At midnight (2300 GMT Saturday) the Balkan nation will bid farewell to its kuna currency and become the 20th member of the eurozone.
It will also be the 27th nation in the passport-free Schengen zone, the world's largest, which enables more than 400 million people to move freely around its members.
Experts say the adoption of the euro will help shield Croatia's economy at a time when inflation is soaring worldwide after Russia's invasion of Ukraine sent food and fuel prices through the roof.
But feelings among Croatians are mixed -- while they welcome the end of border controls, some worry about the euro switch, with right-wing opposition groups saying it only benefits large countries such as Germany and France.

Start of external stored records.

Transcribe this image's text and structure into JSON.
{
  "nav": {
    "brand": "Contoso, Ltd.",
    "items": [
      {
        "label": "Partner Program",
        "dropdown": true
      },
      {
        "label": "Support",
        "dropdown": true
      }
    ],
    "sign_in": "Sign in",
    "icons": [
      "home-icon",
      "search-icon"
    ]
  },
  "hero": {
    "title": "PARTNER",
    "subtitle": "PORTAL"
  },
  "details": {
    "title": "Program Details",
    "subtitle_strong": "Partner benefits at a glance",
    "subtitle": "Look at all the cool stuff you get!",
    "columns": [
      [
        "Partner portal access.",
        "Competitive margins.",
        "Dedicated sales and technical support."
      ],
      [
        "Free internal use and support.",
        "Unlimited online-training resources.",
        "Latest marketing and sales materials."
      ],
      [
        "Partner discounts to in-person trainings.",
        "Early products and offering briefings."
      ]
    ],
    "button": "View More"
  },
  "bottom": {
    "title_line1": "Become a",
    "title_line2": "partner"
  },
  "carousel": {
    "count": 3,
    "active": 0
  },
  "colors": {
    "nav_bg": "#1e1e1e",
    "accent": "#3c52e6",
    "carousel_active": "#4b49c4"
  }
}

"We will cry for our kuna, prices will soar," said Drazen Golemac, a 63-year-old pensioner from Zagreb.
Many Croatians fear that the introduction of the euro will lead to a hike in prices -- in particular that businesses will round up prices when they convert.

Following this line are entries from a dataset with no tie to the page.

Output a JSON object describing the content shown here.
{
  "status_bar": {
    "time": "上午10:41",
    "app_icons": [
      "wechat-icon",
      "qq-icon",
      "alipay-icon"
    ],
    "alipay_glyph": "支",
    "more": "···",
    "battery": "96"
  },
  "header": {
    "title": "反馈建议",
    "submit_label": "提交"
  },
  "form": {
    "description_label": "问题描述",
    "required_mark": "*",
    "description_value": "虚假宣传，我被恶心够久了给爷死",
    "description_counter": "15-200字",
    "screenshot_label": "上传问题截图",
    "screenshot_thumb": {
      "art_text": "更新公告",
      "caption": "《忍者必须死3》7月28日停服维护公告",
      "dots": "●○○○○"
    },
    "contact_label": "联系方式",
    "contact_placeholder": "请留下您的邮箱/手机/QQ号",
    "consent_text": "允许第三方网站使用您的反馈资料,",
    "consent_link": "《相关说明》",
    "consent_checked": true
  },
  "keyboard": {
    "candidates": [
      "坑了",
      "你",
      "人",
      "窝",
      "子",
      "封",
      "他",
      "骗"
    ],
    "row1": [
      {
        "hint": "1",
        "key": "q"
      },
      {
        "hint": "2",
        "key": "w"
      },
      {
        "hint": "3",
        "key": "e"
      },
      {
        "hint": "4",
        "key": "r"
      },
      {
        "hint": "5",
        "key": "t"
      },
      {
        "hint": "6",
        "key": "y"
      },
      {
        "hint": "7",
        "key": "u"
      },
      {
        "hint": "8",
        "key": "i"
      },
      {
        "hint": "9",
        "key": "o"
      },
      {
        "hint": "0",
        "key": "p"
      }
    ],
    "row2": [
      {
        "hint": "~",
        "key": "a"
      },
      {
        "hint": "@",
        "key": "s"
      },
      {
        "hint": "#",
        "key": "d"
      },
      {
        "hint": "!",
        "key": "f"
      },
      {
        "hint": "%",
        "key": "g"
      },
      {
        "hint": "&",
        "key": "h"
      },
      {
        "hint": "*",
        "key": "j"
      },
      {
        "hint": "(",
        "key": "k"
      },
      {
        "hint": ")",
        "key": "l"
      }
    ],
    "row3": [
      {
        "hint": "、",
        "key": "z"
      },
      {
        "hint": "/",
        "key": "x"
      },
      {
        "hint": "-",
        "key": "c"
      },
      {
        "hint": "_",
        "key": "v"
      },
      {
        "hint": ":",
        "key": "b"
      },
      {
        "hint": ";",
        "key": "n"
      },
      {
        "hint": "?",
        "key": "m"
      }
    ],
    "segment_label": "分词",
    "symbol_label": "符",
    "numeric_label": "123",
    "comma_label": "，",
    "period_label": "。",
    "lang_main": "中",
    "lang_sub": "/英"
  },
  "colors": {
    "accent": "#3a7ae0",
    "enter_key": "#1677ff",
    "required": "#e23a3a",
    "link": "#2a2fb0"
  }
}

For tourist agency employee Marko Pavic "Croatia joins an elite club".
"The euro was already a value measure, psychologically it's nothing new while entry into Schengen is fantastic news for tourism," he told AFP.
Use of the euro is already widespread in Croatia.

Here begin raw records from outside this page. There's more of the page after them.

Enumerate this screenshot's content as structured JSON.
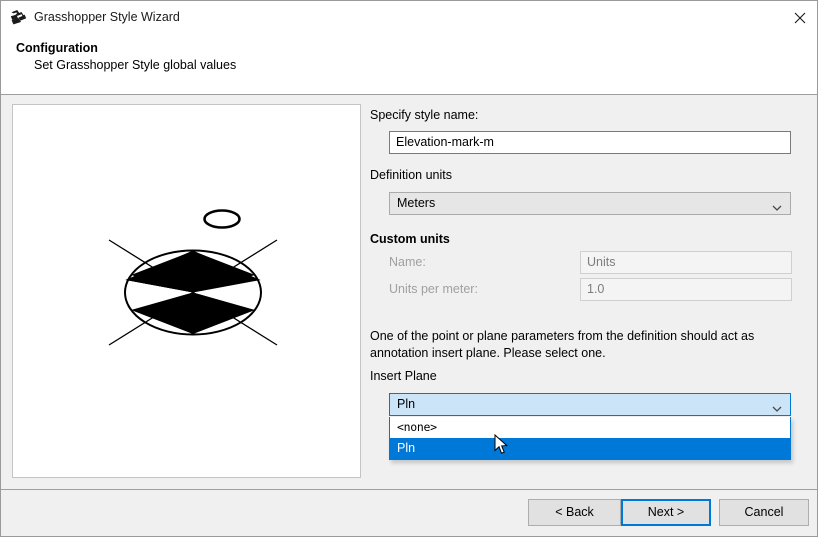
{
  "window": {
    "title": "Grasshopper Style Wizard",
    "app_icon": "grasshopper-icon",
    "close_label": "✕"
  },
  "header": {
    "title": "Configuration",
    "subtitle": "Set Grasshopper Style global values"
  },
  "preview": {
    "name": "style-preview-elevation-mark"
  },
  "form": {
    "style_name_label": "Specify style name:",
    "style_name_value": "Elevation-mark-m",
    "definition_units_label": "Definition units",
    "definition_units_value": "Meters",
    "custom_units_label": "Custom units",
    "custom_name_label": "Name:",
    "custom_name_value": "Units",
    "units_per_meter_label": "Units per meter:",
    "units_per_meter_value": "1.0",
    "insert_plane_description": "One of the point or plane parameters from the definition should act as annotation insert plane. Please select one.",
    "insert_plane_label": "Insert Plane",
    "insert_plane_value": "Pln",
    "insert_plane_options": [
      {
        "label": "<none>",
        "selected": false
      },
      {
        "label": "Pln",
        "selected": true
      }
    ]
  },
  "footer": {
    "back_label": "< Back",
    "next_label": "Next >",
    "cancel_label": "Cancel"
  },
  "colors": {
    "accent": "#0078d7",
    "dialog_bg": "#f0f0f0",
    "titlebar_bg": "#ffffff",
    "combo_open_bg": "#cce4f7",
    "selection_bg": "#0078d7"
  }
}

Croatians have long valued their most precious assets such as cars and apartments in euros, displaying a lack of confidence in the local currency.
About 80 percent of bank deposits are denominated in euros and Zagreb's main trading partners are in the eurozone.
Officials have defended the decision to join the eurozone and Schengen, with Prime Minister Andrej Plenkovic saying Wednesday that they were "two strategic goals of a deeper EU integration".
Croatia, a former Yugoslav republic of 3.9 million people that fought a war of independence in the 1990s, joined the European Union in 2013.
"The euro certainly brings (economic) stability and safety," Ana Sabic of the Croatian National Bank (HNB) told AFP.
Experts say the adoption of the euro will lower borrowing conditions amid economic hardship.
Croatia's inflation rate reached 13.5 percent in November compared to 10 percent in the eurozone.
Analysts stress that eastern EU members with currencies outside of the eurozone, such as Poland or Hungary, have been even more vulnerable to surging inflation.
As some Croatians lamented the demise of the national currency, HNB governor Boris Vujicic said while it was a sentimental moment for him, it was the "only reasonable politics".
The kuna was adopted in 1994, during the independence war.
Kuna means marten, a weasel-like carnivore whose fur was used as currency in the Middle Ages.
After midnight Vujicic will symbolically withdraw euros from a cash machine in downtown Zagreb.
Interior and foreign ministers will attend brief ceremonies at border crossings with Croatia's EU peers Slovenia and Hungary respectively while the bloc's chief Ursula von der Leyen is to visit the country Sunday.
Local papers hailed the two events on Saturday, with the best-selling Vecernji List daily labelling them the "crown of (Zagreb's) EU membership".
In recent days customers queued at banks and ATMs to withdraw cash, fearing payment problems during the immediate aftermath of the transition period.
Croatia's entry into the Schengen borderless area will also provide a boost to the Adriatic nation's key tourism industry, which accounts for 20 percent of its GDP.
Previously long queues at the 73 land border crossings with Slovenia and Hungary will become history.
Border checks will only end on March 26 at airports due to technical issues.
Croatia will still apply strict border checks on its eastern border with non-EU neighbours Bosnia, Montenegro and Serbia.
The fight against illegal migration remains the key challenge in guarding the EU's longest external land border at 1,350 kilometres (840 miles).